O desafio maior dele é ser compreendido por parte da sociedade que não compreendeu as prioridades que ele estabeleceu. Esse enfrentamento da crise econômica será longo, isso tem que ser menos politizado e tratar de forma mais técnica. Não dá para o Estado ampliar ainda mais o endividamento sem fazer o dever de casa de enxugar as contas públicas, de envolver a iniciativa privada na gestão.

Nos próximos dois anos, o presidente vai conseguir emplacar as pautas de costumes que ele defendeu na campanha de 2018?

Não vivemos em uma ditadura. O presidente não pode fazer tudo sozinho. O desafio é melhorar o diálogo com o Congresso para viabilizar aquilo que ele quer fazer. Algumas pautas acredito que ele consegue emplacar porque o Congresso hoje tem um perfil um pouco mais conservador, mas dificilmente vai fazer 100%.

Houve um momento neste ano que o presidente baixou o tom nas declarações. Essa mudança foi motivada pela pressão dos pedidos de impeachment e dos inquéritos envolvendo filhos e aliados no STF?

A mudança de postura do presidente não foi algo pautado.  Ele não se pauta por pressões, ele é muito autêntico no que ele faz. Quando ele tem que ir para o enfrentamento, ele vai. Quando tem que pedir desculpa, ele pede. Quando tem que se recolher, ele faz isso naturalmente.

O presidente vem sendo criticado pela aproximação dele com o Centrão...

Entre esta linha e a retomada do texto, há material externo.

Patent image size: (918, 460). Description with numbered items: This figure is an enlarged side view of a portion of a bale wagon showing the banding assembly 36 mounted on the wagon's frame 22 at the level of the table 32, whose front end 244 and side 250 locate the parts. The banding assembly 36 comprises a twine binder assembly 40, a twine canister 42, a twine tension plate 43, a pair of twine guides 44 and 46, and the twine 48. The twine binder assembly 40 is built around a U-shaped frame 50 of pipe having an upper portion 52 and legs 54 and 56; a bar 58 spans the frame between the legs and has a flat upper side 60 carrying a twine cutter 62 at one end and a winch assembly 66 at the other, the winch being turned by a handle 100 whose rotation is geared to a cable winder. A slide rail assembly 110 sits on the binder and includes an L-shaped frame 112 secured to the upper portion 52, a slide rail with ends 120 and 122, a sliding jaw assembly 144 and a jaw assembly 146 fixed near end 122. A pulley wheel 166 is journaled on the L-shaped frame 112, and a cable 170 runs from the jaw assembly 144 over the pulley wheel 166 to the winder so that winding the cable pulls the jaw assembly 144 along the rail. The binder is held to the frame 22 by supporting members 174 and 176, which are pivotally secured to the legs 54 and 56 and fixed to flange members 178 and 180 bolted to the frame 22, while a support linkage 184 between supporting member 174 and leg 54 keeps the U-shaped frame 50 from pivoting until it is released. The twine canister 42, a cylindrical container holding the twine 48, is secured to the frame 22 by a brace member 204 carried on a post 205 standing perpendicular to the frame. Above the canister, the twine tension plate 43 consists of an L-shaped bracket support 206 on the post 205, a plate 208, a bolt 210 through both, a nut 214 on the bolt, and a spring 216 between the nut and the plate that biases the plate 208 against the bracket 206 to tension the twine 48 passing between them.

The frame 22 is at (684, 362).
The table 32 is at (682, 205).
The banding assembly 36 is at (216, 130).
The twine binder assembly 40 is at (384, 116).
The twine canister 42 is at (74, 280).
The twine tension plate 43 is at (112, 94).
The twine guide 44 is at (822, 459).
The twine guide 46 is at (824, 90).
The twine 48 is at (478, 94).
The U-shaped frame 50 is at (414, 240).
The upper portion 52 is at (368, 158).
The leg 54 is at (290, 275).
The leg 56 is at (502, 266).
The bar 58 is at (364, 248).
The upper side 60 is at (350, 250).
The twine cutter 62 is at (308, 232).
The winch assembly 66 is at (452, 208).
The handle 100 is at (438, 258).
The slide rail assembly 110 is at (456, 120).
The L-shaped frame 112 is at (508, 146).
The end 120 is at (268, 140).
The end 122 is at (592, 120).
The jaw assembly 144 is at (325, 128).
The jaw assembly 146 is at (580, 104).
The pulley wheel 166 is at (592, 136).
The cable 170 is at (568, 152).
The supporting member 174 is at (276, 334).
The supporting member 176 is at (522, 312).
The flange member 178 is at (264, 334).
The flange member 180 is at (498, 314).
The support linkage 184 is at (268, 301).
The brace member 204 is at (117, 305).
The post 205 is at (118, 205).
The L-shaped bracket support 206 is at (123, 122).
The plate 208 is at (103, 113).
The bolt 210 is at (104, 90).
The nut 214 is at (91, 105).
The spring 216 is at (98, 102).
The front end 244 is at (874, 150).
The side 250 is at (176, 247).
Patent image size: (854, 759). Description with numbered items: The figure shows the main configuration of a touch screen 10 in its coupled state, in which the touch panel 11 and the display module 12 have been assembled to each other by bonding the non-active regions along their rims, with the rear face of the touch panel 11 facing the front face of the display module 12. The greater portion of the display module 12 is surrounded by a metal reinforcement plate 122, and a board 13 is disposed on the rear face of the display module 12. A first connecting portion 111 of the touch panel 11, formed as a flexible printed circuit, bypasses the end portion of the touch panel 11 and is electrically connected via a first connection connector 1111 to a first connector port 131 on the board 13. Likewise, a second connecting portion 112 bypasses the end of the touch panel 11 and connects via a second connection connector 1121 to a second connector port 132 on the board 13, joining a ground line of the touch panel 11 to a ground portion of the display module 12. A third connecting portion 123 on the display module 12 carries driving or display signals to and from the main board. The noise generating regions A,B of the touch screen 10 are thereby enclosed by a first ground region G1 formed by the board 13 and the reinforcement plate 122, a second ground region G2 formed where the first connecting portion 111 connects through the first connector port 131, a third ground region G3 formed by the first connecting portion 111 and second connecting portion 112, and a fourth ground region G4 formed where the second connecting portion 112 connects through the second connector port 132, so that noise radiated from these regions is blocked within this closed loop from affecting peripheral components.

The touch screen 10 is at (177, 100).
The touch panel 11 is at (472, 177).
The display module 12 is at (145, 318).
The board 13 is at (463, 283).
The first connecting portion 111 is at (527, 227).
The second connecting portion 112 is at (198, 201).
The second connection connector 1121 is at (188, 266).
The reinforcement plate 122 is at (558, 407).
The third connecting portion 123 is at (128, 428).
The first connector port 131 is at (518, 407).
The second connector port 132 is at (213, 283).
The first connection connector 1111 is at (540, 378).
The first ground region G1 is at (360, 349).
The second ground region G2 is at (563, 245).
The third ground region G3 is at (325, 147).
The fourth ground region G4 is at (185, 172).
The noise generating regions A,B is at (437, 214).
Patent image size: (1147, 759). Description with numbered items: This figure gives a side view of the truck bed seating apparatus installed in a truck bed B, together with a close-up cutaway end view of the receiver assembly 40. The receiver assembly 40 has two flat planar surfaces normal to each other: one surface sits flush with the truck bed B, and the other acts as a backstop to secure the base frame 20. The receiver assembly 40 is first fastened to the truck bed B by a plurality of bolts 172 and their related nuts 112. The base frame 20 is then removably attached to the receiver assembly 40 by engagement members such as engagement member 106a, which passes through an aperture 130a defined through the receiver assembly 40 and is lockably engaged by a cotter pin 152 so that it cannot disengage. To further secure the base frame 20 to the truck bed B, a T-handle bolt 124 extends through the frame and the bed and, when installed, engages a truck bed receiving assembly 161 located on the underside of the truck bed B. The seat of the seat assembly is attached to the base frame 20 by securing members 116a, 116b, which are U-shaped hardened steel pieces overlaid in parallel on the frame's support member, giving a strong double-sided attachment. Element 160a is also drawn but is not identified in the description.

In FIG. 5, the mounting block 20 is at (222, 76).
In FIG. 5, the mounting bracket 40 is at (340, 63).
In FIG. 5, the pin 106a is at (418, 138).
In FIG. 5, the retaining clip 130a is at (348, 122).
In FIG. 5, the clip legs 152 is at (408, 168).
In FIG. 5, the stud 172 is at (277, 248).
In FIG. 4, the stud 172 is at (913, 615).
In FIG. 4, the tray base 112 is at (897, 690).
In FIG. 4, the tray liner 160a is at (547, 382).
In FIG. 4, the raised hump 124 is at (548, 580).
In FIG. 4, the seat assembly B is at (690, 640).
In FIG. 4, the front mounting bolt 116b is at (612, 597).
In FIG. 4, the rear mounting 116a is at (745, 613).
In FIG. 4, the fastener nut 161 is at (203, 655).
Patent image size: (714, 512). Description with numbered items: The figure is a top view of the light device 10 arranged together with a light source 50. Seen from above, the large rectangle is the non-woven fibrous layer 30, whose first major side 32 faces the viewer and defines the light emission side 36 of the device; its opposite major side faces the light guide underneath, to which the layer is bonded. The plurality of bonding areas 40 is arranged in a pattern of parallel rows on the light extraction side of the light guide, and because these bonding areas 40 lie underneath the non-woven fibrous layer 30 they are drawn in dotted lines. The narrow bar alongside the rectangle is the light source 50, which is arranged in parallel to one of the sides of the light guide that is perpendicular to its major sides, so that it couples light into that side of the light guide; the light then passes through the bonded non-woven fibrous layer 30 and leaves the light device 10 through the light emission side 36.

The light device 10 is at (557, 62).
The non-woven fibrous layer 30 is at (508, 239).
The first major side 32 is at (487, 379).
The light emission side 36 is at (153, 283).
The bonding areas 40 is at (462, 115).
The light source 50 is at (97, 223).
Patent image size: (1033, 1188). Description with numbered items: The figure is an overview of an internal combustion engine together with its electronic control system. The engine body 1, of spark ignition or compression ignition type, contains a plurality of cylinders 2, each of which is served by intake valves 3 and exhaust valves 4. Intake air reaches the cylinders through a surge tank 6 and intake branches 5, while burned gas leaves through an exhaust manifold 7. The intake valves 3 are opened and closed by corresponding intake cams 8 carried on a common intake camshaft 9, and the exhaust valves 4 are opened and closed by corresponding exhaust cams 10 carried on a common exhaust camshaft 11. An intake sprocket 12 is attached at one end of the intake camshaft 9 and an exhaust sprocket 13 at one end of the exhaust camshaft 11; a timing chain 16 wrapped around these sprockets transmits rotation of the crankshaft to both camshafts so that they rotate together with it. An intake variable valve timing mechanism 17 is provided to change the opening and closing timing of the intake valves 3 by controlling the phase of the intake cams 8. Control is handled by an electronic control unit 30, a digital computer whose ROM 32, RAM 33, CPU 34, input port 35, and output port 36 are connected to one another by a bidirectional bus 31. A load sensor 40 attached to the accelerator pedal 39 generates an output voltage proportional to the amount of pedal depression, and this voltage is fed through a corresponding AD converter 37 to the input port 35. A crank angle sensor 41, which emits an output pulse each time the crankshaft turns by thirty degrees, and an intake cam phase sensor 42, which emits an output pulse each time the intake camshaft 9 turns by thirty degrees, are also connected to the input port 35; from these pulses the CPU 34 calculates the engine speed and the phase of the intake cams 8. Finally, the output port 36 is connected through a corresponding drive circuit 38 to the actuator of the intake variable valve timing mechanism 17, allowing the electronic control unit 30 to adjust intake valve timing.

Se o presidente não dialoga, é intransigente.  Se dialoga, está se aproximando com o Centrão. Se criou um rótulo. Ele não está dialogando com o Centrão, está dialogando com parlamentares eleitos.

O Centrão pode ganhar espaço no primeiro escalão numa eventual reforma ministerial?

Não vejo como ruim uma indicação política. Não podemos demonizar nem os políticos, nem a política. A indicação é legítima. O que o presidente disse é que não haveria o 'toma lá, dá cá'. Existem bons e maus políticos, existem boas e não boas indicações e elas estão sendo avaliadas. É legítimo que haja a cobrança, o papel de fiscalizar é importante. Indique onde há algo errado e vamos exonerar

O deputado Arthur Lira (PP-AL), candidato do Planalto à presidência da Câmara, é denunciado na Lava Jato,  enquanto o presidente foi eleito com o discurso de combate à corrupção. Não é um contrassenso?

Entendo que é legítima a crítica, é razoável. Por outro lado, vivemos num sistema em que temos a presunção de inocência. Não foram raras as vezes em que a pessoa é citada, acusada numa delação, e depois não se comprovou verdadeira (a acusação). Neste aspecto não vejo como um contrassenso caso o presidente venha a verbalizar esse apoio.